Nor did he seem aware of the long and valued role the WGAD has played in past instances of arbitrary detention. Since 1991, the working group has investigated—and issued rulings on—hundreds of cases in which a person has claimed to have been imprisoned arbitrarily or “otherwise inconsistently with the relevant international standards.” Aung San Suu Kyi was one of those detainees. So was US journalist Jason Rezaian, who was just released from an Iranian prison, and Alan Gross, the US aid worker arrested in Cuba.

Sweden’s and the UK’s gross dismissal of the panel’s findings has not gone over well, both within the UN and beyond. The UN’s human-rights chief, Zeid Ra’ad al-Hussein, condemned both countries for attempting to undermine UN institutions over the case, while a leading UN expert warned that the attitude of both countries “erodes the credibility of the entire system.” At the same time, the responses in support of the decision have been wide and far-reaching; dozens of members of the European Parliament called on the UN decision to be implemented, while Spain’s Podemos party hailed the decision in Assange’s case as an “important precedent” for defending fundamental free-speech rights.

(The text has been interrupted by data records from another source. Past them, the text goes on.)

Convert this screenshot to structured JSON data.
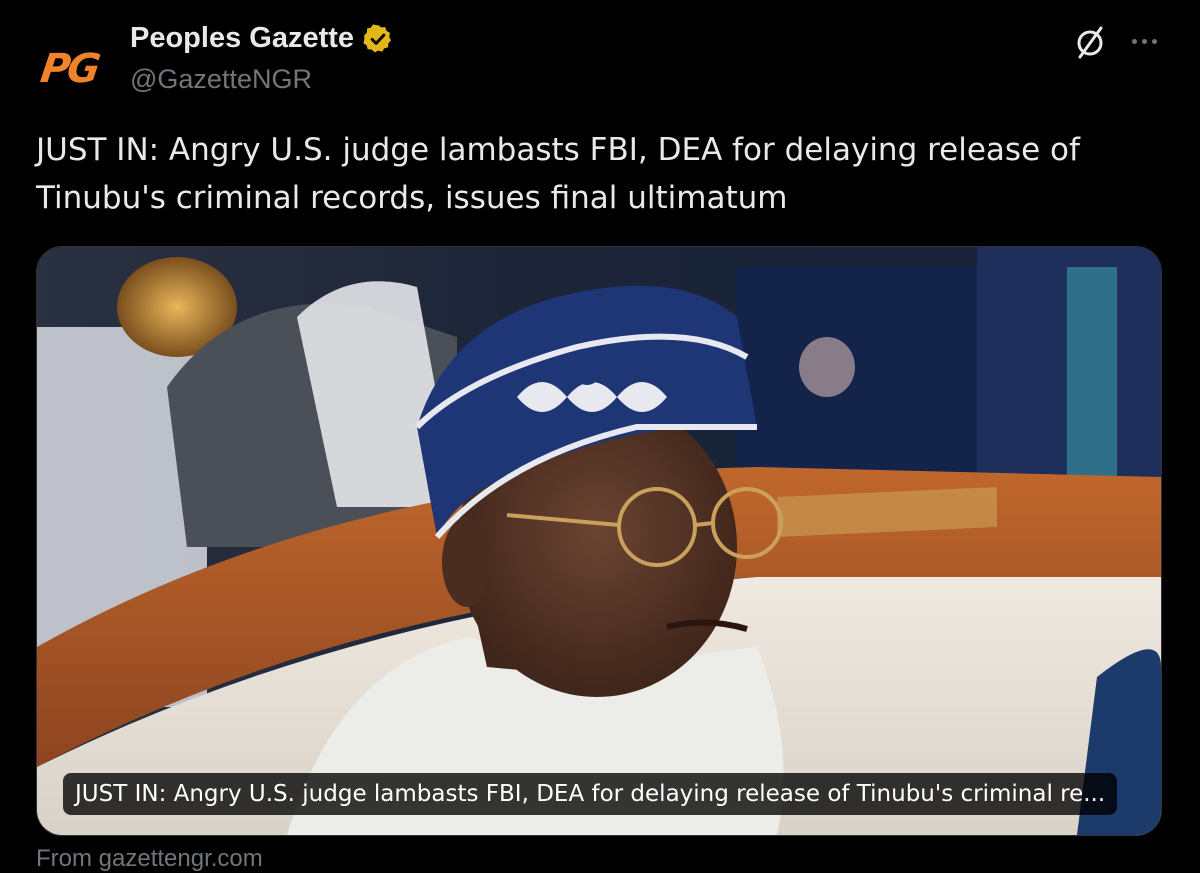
{
  "author": {
    "avatar_text": "PG",
    "display_name": "Peoples Gazette",
    "handle": "@GazetteNGR",
    "verified": true
  },
  "tweet": {
    "text": "JUST IN: Angry U.S. judge lambasts FBI, DEA for delaying release of Tinubu's criminal records, issues final ultimatum"
  },
  "link_card": {
    "caption": "JUST IN: Angry U.S. judge lambasts FBI, DEA for delaying release of Tinubu's criminal re...",
    "source": "From gazettengr.com"
  },
  "icons": {
    "grok": "grok-icon",
    "more": "more-options-icon",
    "verified": "verified-badge-icon"
  },
  "colors": {
    "background": "#000000",
    "text_primary": "#e7e9ea",
    "text_secondary": "#71767b",
    "verified_gold": "#e2b719",
    "avatar_brand": "#f0832a"
  }
}
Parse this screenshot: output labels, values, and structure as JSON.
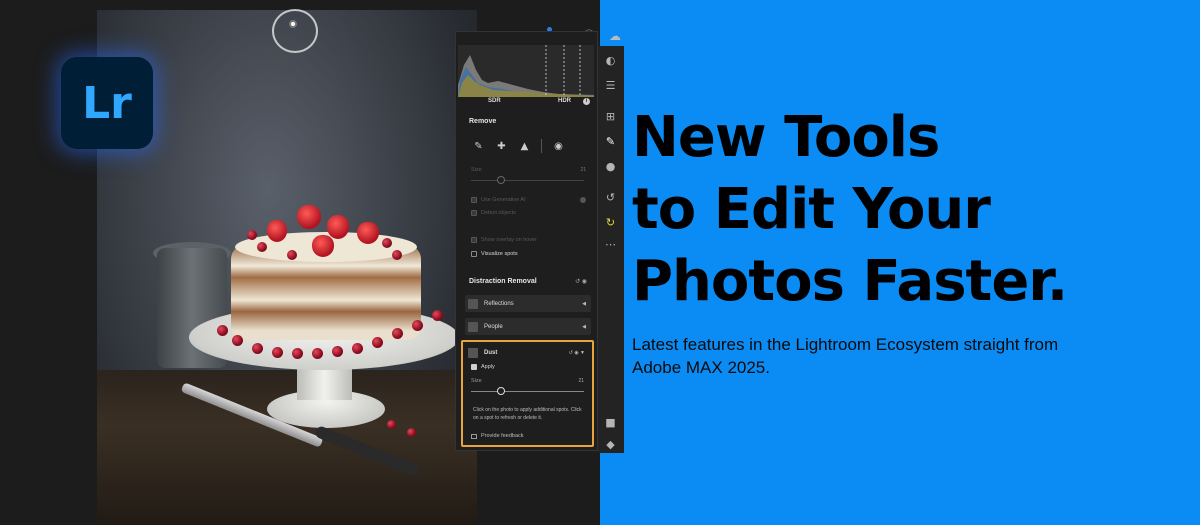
{
  "colors": {
    "background": "#0b8cf5",
    "accent_orange": "#e8a33a",
    "lr_blue": "#31a8ff",
    "lr_dark": "#001e36"
  },
  "logo": {
    "text": "Lr",
    "icon": "lightroom-logo-icon"
  },
  "top_toolbar": {
    "icons": [
      "bell-icon",
      "share-icon",
      "help-icon",
      "cloud-icon"
    ]
  },
  "histogram": {
    "sdr_label": "SDR",
    "hdr_label": "HDR"
  },
  "remove_panel": {
    "title": "Remove",
    "tools": [
      "eraser-icon",
      "heal-icon",
      "clone-stamp-icon",
      "visualize-eye-icon"
    ],
    "size_label": "Size",
    "size_value": "21",
    "use_generative_ai": "Use Generative AI",
    "detect_objects": "Detect objects",
    "show_overlay": "Show overlay on hover",
    "visualize_spots": "Visualize spots"
  },
  "distraction_removal": {
    "title": "Distraction Removal",
    "items": [
      {
        "label": "Reflections",
        "icon": "reflections-icon"
      },
      {
        "label": "People",
        "icon": "people-icon"
      }
    ],
    "dust": {
      "label": "Dust",
      "apply_label": "Apply",
      "size_label": "Size",
      "size_value": "21",
      "hint": "Click on the photo to apply additional spots. Click on a spot to refresh or delete it.",
      "feedback": "Provide feedback"
    }
  },
  "side_tools": [
    "presets-icon",
    "sliders-icon",
    "crop-icon",
    "remove-brush-icon",
    "mask-icon",
    "history-icon",
    "sync-icon",
    "more-icon",
    "comment-icon",
    "tag-icon"
  ],
  "headline": {
    "line1": "New Tools",
    "line2": "to Edit Your",
    "line3": "Photos Faster.",
    "subline": "Latest features in the Lightroom Ecosystem straight from Adobe MAX 2025."
  }
}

The reactions of the UK and Sweden are also grossly out of step with the growing international consensus concerning the need to protect rather than prosecute those who promote the publication of truth about government abuses. Last October, the European Parliament voted to protect whistle-blower Edward Snowden from extradition to the United States. That same month, the UN envoy charged with safeguarding free speech around the globe presented a report calling on governments to protect whistle-blowers and confidential sources rather than punish them.

At the end of the day, the current political posturing from the UK and Sweden cannot prevail. States chose to establish and become part of the UN human-rights system because it serves their interest to do so. Yet, by attacking the Assange decision, the UK and Sweden have attacked that very system.

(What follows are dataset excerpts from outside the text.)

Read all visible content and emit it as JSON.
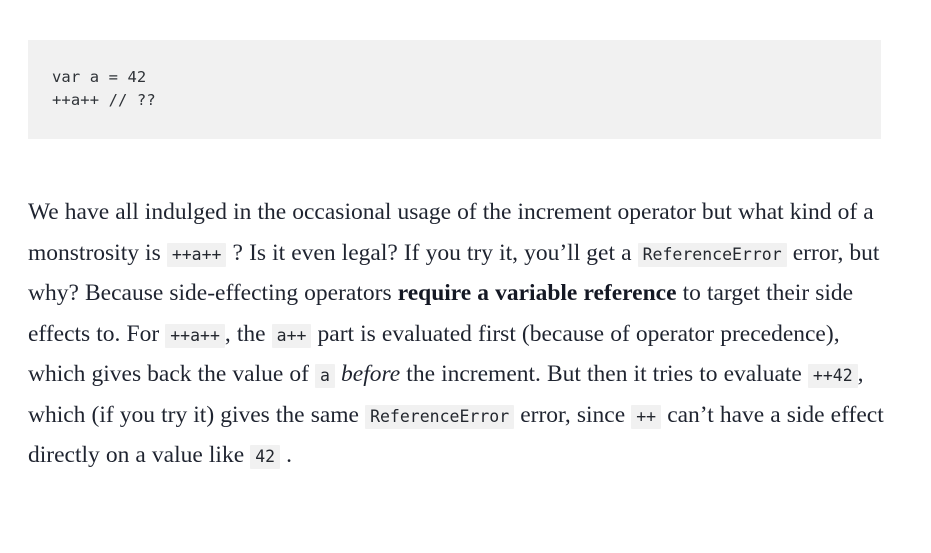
{
  "page": {
    "background_color": "#ffffff",
    "text_color": "#1f2430",
    "code_background_color": "#f1f1f1",
    "code_text_color": "#2f3338"
  },
  "code_block": {
    "language": "javascript",
    "lines": [
      "var a = 42",
      "++a++ // ??"
    ],
    "text": "var a = 42\n++a++ // ??"
  },
  "paragraph": {
    "segments": [
      {
        "type": "text",
        "value": "We have all indulged in the occasional usage of the increment operator but what kind of a monstrosity is "
      },
      {
        "type": "code",
        "value": "++a++"
      },
      {
        "type": "text",
        "value": " ? Is it even legal? If you try it, you’ll get a "
      },
      {
        "type": "code",
        "value": "ReferenceError"
      },
      {
        "type": "text",
        "value": " error, but why? Because side-effecting operators "
      },
      {
        "type": "bold",
        "value": "require a variable reference"
      },
      {
        "type": "text",
        "value": " to target their side effects to. For "
      },
      {
        "type": "code",
        "value": "++a++"
      },
      {
        "type": "text",
        "value": ", the "
      },
      {
        "type": "code",
        "value": "a++"
      },
      {
        "type": "text",
        "value": " part is evaluated first (because of operator precedence), which gives back the value of "
      },
      {
        "type": "code",
        "value": "a"
      },
      {
        "type": "text",
        "value": " "
      },
      {
        "type": "italic",
        "value": "before"
      },
      {
        "type": "text",
        "value": " the increment. But then it tries to evaluate "
      },
      {
        "type": "code",
        "value": "++42"
      },
      {
        "type": "text",
        "value": ", which (if you try it) gives the same "
      },
      {
        "type": "code",
        "value": "ReferenceError"
      },
      {
        "type": "text",
        "value": " error, since "
      },
      {
        "type": "code",
        "value": "++"
      },
      {
        "type": "text",
        "value": " can’t have a side effect directly on a value like "
      },
      {
        "type": "code",
        "value": "42"
      },
      {
        "type": "text",
        "value": " ."
      }
    ],
    "t1": "We have all indulged in the occasional usage of the increment operator but what kind of a monstrosity is ",
    "c1": "++a++",
    "t2": " ? Is it even legal? If you try it, you’ll get a ",
    "c2": "ReferenceError",
    "t3": " error, but why? Because side-effecting operators ",
    "b1": "require a variable reference",
    "t4": " to target their side effects to. For ",
    "c3": "++a++",
    "t5": ", the ",
    "c4": "a++",
    "t6": " part is evaluated first (because of operator precedence), which gives back the value of ",
    "c5": "a",
    "t7": " ",
    "i1": "before",
    "t8": " the increment. But then it tries to evaluate ",
    "c6": "++42",
    "t9": ", which (if you try it) gives the same ",
    "c7": "ReferenceError",
    "t10": " error, since ",
    "c8": "++",
    "t11": " can’t have a side effect directly on a value like ",
    "c9": "42",
    "t12": " ."
  }
}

Today it is Assange who is illegally detained in the UK. Crippling the UN might serve the immediate interests of Sweden and the UK, but what happens if tomorrow, British and Swedish citizens detained and tortured by despotic states turn to the UN to uphold and protect their rights? What authority will Sweden and the UK have to demand the release of their own citizens when the whole world knows that they are illegally detaining Assange on British soil?

The UK and Sweden have a window of opportunity now to show the world that they subscribe to the principle that no state should ignore the UN with impunity, and that no victim is too great or small to be excluded from the UN’s protection. But if the UK and Sweden decide instead to keep Assange locked up illegally and indefinitely, they are guilty of more than noncompliance.

Arbitrary detention is also a grave international crime, akin to torture and cruel and inhumane treatment. In the era of universal jurisdiction, anyone who intentionally commits, or contributes to such a crime is a fair target for arrest and prosecution. The UK foreign secretary might find the WGAD decision a little less ridiculous if he were to find himself detained, and desperately dependent on the very rights he sought to crush.